I tried numerous attempts with changing the domain and format for the domain string in setcookie() from my localhost trying to set the cookie for one of my domain names but couldn't get it to work. I imagine this is a cross site scripting security measure, but i'm not sure.

This method suffers from a big drawback though, unless both sites SHARE the SAME session store then you still wont be able to access the data.

Personally I like to override the default session handlers and generally use a database to store my sessions and values etc.
But if both sites reside on the same server, and can share access to a certain directory i'm sure you could configure it that way as well.

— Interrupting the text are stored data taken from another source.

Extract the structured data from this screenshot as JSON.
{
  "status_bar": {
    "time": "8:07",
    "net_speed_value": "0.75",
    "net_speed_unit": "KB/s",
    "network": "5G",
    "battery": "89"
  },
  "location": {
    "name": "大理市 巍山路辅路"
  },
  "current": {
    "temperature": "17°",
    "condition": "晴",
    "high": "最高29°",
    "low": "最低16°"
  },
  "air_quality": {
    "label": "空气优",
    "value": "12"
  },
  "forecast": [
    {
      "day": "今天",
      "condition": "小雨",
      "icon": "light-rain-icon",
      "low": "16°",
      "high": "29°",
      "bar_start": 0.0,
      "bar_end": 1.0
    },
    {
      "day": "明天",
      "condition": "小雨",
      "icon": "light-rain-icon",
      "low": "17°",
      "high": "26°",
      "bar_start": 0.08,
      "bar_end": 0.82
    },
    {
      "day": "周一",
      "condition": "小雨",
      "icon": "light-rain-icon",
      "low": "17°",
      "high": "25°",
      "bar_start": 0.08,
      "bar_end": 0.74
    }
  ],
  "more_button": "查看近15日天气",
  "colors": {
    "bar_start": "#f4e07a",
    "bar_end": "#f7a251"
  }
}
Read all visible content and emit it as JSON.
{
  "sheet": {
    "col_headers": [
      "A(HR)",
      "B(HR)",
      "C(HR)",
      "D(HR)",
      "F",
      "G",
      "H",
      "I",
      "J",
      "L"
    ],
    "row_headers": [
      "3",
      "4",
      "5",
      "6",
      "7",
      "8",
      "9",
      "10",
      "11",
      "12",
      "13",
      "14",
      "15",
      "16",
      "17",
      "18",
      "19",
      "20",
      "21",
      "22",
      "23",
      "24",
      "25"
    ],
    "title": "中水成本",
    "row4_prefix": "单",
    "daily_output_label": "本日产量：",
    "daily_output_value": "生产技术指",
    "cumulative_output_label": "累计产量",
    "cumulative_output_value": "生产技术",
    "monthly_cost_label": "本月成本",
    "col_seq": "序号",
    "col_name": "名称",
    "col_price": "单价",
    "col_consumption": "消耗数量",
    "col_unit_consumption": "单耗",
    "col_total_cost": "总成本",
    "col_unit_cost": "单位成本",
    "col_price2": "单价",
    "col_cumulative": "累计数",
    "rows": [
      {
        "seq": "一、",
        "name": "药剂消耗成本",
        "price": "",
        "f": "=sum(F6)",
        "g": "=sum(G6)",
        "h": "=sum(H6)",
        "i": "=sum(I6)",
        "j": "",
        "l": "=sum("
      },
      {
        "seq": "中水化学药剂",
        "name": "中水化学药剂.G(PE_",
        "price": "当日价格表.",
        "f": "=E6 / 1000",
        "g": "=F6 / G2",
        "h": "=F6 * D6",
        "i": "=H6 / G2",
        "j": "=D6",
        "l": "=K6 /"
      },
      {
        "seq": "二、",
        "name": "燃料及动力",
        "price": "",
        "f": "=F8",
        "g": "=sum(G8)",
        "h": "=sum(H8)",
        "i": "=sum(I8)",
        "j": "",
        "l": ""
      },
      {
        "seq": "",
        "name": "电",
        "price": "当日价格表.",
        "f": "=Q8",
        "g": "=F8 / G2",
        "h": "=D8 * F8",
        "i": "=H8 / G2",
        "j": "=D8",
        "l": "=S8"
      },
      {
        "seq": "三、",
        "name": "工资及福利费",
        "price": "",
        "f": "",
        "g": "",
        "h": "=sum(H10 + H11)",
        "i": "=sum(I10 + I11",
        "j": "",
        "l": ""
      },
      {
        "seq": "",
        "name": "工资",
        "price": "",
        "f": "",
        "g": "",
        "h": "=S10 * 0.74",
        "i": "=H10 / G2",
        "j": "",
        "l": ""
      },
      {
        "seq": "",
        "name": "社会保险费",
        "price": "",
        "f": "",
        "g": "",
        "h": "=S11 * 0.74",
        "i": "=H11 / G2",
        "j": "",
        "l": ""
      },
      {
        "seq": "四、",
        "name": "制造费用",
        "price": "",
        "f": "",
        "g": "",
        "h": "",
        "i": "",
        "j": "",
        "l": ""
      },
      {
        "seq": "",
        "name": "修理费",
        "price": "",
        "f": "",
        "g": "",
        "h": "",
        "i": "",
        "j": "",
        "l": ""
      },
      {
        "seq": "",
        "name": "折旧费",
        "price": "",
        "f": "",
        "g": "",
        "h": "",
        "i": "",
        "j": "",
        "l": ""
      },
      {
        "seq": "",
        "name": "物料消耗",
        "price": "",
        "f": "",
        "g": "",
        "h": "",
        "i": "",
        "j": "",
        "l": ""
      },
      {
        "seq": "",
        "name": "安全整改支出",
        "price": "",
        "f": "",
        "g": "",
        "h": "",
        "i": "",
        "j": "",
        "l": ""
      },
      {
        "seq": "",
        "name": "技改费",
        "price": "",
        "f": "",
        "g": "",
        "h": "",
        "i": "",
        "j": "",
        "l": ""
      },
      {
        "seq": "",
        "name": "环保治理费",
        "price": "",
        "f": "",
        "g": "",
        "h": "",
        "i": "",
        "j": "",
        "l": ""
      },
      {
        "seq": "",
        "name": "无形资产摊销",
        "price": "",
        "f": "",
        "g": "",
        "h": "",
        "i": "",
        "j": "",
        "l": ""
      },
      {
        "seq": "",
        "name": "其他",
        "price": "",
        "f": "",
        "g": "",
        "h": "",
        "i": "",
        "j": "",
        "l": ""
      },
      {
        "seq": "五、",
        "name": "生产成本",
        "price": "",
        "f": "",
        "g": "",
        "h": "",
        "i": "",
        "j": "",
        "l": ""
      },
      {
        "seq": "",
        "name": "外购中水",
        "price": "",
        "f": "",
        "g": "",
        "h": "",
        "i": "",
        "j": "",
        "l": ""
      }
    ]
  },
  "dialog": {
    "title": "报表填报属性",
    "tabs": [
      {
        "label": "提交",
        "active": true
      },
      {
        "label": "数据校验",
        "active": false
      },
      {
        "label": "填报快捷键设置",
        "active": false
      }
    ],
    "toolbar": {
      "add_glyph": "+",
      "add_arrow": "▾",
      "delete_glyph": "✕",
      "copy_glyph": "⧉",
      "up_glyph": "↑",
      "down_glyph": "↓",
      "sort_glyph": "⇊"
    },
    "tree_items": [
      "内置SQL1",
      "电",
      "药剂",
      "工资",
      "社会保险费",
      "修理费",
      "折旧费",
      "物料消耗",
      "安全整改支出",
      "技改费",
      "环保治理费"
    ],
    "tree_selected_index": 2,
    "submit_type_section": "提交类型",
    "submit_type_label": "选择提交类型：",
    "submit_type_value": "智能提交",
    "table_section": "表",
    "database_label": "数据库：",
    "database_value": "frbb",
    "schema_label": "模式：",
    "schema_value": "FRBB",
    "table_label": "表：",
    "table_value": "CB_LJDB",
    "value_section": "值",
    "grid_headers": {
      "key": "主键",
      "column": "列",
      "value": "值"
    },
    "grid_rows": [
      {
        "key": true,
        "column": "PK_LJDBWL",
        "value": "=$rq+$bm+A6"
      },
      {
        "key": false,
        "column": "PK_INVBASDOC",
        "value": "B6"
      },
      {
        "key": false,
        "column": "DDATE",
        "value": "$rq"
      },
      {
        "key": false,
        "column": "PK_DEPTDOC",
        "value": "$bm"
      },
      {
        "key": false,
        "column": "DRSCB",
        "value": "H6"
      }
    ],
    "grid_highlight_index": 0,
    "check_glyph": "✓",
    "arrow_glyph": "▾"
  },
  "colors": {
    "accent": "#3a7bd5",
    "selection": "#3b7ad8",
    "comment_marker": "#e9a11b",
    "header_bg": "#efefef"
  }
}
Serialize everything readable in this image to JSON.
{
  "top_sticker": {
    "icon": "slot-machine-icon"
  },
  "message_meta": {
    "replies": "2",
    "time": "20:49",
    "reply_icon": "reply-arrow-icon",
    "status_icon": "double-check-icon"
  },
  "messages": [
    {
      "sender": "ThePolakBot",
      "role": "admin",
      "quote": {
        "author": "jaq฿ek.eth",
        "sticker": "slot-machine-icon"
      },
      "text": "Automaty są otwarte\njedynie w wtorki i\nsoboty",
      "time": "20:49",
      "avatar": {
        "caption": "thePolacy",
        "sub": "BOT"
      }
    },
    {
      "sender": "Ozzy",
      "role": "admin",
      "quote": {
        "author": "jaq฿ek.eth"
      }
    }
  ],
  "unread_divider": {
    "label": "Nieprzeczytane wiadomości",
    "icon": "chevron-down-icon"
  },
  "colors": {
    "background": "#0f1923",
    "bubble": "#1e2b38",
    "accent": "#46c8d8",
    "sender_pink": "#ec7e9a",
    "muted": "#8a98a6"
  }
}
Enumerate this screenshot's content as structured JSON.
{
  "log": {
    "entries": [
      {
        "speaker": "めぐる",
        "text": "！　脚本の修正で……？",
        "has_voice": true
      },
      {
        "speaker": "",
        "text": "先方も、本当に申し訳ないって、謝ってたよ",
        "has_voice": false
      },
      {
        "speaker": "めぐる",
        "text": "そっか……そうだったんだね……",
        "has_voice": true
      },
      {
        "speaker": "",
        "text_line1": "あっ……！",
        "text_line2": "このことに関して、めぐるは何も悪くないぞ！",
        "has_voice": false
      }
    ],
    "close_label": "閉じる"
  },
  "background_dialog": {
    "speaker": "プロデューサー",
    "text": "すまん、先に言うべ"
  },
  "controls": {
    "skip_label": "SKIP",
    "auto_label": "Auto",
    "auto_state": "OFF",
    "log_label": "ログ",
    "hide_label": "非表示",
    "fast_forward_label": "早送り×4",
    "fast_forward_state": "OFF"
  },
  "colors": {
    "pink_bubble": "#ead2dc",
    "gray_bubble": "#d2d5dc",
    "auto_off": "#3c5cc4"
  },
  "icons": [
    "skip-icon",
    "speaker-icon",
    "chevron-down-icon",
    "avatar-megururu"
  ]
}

This is just another way to ultimately achieve the same effect as above except it doesnt get passed in the actual url, it gets passed kind of behind the scenes.

Thanks...
Passing session id along with URL will work but I prefer cookies. Also I need clean search engine friendly URLs. I have done by making unique session_id for each user but would be same across domains. This is working but I think it makes easy to hack session. So actually I want a more secure solution for this. One another solution is making a master domain and other vanity domains. This need more redirections. so it will take more time compared to my first solution. So can you help me to find simple, fast and secure solution?

It is NOT possible to set a cookie for a different domain then the one that script is currently executing on via php. The closest you can get is specifying .domain.com in the setcookie function and this ONLY pertains to subdomains so that www.domain.com & test.domain.com all have access to the cookie.

Sites that manage multiple domain cookies do it either with redirects, or GET/POST requests which is perfectly legit. This is the simple idea I indicated above.

None the less, if you're using PHP Sessions, then a session is stored as a little text file on the server somewhere depending on your configuration. If the domains are one different physical machines or if they use different locations for storing sessions you will never make it work.

The call to the image was just a quick and dirty was of making a GET request to a different website that passed it the current session ID from the first site and set it up on the second site.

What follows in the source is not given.